Co-written by Renee Fisher, Joyce Kramer and Jean Peelen
“For these three women, life began at 50 years of age when they made the decision to be honest about themselves. Thankfully, they have shared their stories with us.”
Due to the overwhelming response to the authors' first book, Invisible No More: The Secret Lives of Women Over 50, Saving the Best For Last incorporates several new chapters, as well as an exciting interactive element throughout.
Knitting in Law School
Knit one, purl one. Knit one, purl one.
I sit and I knit in almost all my law school classes.
Every class is lecture, with no discussion. Questions are designed only to determine whether the reading assignment has been performed. I don’t concern myself about these little torture rituals they call teaching since it is unlikely I or the few other women in my classes will be called on. We are invisible to the majority of professors.
All but one law professor is male.
In the entering class before mine, there were only two women. In my class, 25% of us are female. It wasn’t easy to get here, and I am petrified I could fail at all of it.
Knit one, purl one.
By the end of the winter, I will have outfitted my children and several of my classmates with scarves and mittens.

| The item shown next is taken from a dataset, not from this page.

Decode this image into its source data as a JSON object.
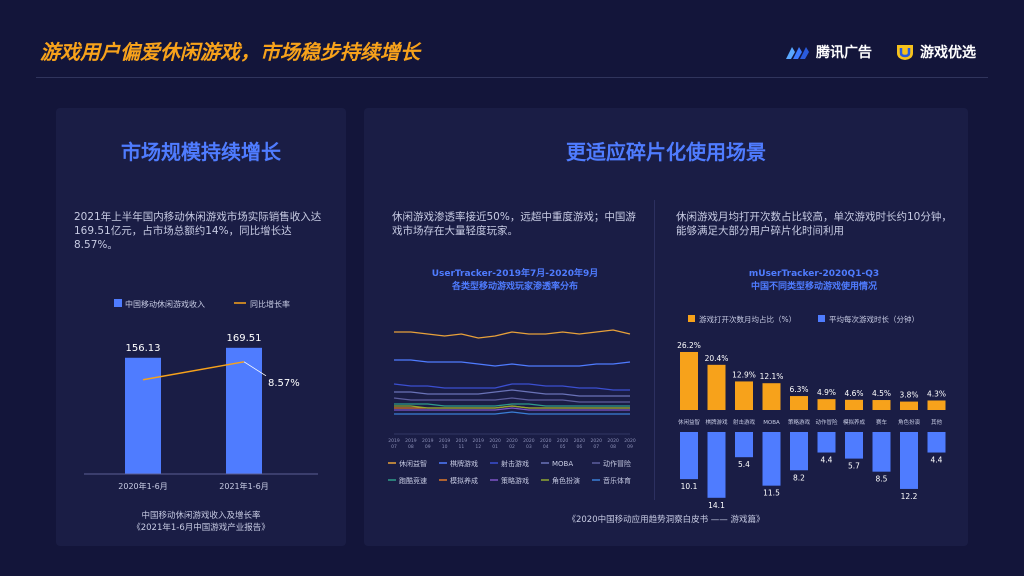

During most classes, my head is bowed over my knitting. When I do occasionally look up, I look unsmiling at the professors. My Criminal Law professor complains to the Dean that I stare at him with menace, while knitting, during his class. The Dean thinks it important to investigate this allegation of improper staring.
“Why are you staring in a hostile manner at the professor in class? It makes everyone uncomfortable.”

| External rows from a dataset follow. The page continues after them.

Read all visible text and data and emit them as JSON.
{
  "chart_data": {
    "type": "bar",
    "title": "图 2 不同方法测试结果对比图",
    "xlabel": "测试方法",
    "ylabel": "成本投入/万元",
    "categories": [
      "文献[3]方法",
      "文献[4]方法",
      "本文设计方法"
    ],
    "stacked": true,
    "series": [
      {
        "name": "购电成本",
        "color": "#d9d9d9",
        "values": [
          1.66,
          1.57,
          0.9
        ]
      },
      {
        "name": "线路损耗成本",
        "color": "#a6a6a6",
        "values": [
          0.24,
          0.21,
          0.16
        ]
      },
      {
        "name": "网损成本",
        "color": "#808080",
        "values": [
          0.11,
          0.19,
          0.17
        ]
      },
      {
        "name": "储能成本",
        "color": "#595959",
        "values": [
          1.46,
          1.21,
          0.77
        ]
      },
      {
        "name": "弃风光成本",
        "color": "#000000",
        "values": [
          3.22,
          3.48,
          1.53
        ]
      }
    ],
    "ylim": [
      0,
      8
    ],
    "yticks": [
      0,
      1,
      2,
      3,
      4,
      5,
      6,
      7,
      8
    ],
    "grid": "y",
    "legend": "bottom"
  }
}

“Because he told a bad joke.”
“What kind of bad joke?”
“A racist and sexist bad joke about the price of prostitutes.”
“I will not repeat it.”
The investigation is dropped.
Not to be outmaneuvered, the professor calls several male students from the Criminal Law class into his office to express his concerns about me. In law school, the identity of final exam takers is not known to the professors. Intimidation is their only weapon.
“I am troubled about your class.”
“One student is so disruptive to the class and to me.”
“The knitter woman. It’s upsetting that she doesn’t really participate in the class. She looks like she is always judging me. The distress she causes could affect my grades for the whole class.”
Instead of the students going directly to the Dean to report this extortion attempt, the group sends a representative to talk to me. There he stands, all white, male, and privileged.
“We had a meeting with the professor. He says your attitude could affect the grades for the whole class. I know you are a very nice person. Please stop knitting and smile more. Can’t you see how your behavior could affect us all?”
“I know you too are a very nice person. Now fuck off.”